He keeps asking where i got my clothes and accessories. i'm not sure if he wants to fuck me, or go shopping.
just 'accidentally' changed my relationship status to 'in an open relationship' just to see what offers I might get if I were to dump him. it's not looking good
She blew me in the back of the cab while eye of the tiger was on the radio. Top five all time automatically
they had to hand cuff you because you wouldn't stop trying to unzip the paramedic's pants...this is why i love you
Toilet is so comfy. Serious question/why does weed make every surface feel like bed?
Apparently I got mad at you for "Not drinking with me till we thought we were seahorses" and smashed my face on your door. Then I put my feet in the oven and started crying because I was drinking alcohol from a pot. My life is spinning out of control.
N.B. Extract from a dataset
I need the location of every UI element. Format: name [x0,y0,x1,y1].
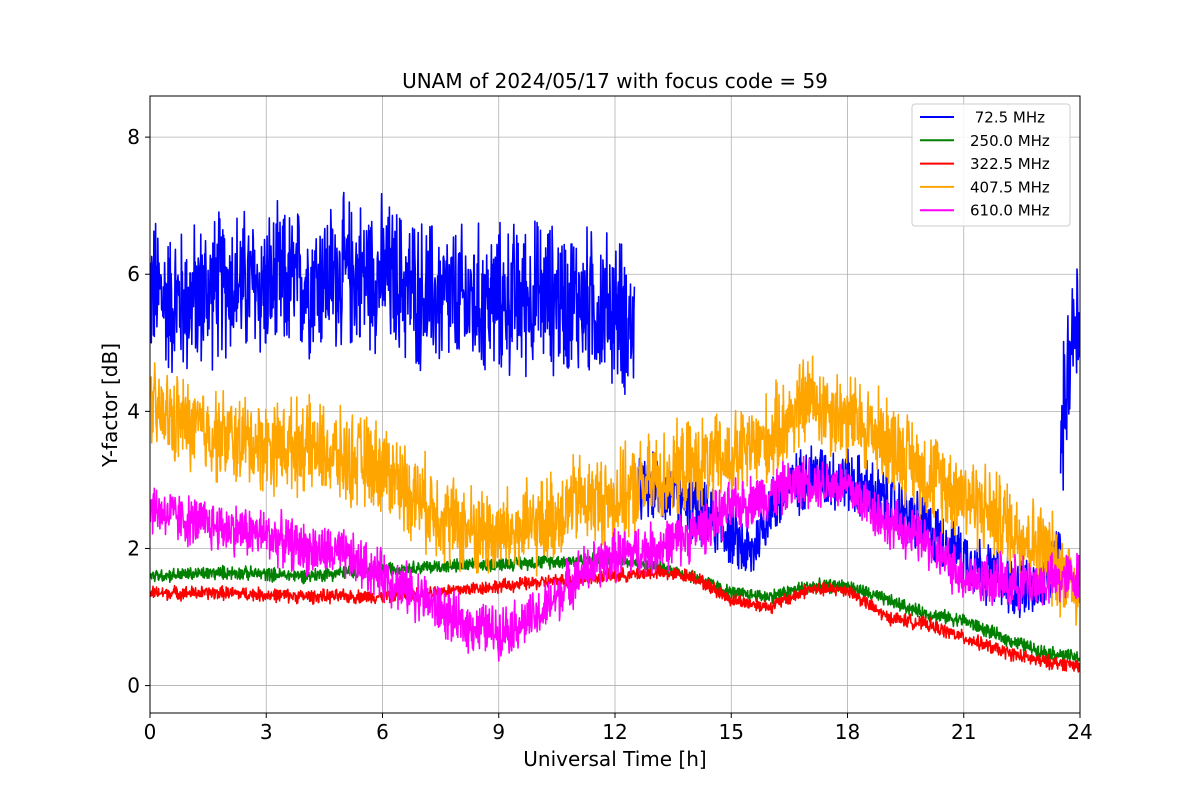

Do you still have "be bumpin" written on your ass in glitter pen? Who brings a glitter pen to a bar? Or pulls there ass out for that matter...
So this bar tattoo not looking that great now
Hungover in church. I can feel stained glass Jesus judging me.
I fell asleep in the tanning bed, naked, for an hour and a half and I guess they couldn't wake me up so they called the fire department...and they came in while I was passed out naked...
I FINALLY GET TO MASTURBATE. SO EXCITED.
When do you sleep by the way. I was surprised when I went to work at 1 am,left at 7 am and had a text from you somewhere in between
I just vodka nap now...
You told the bartender at least five times that you were naming your son "Jagermeister" but you would use the bartender's name "Fernando" as his middle name. You were drunk.
Too bad I can't un-pee in his body wash
My ex just brought my grandpa weed. Not sure how I feel about this.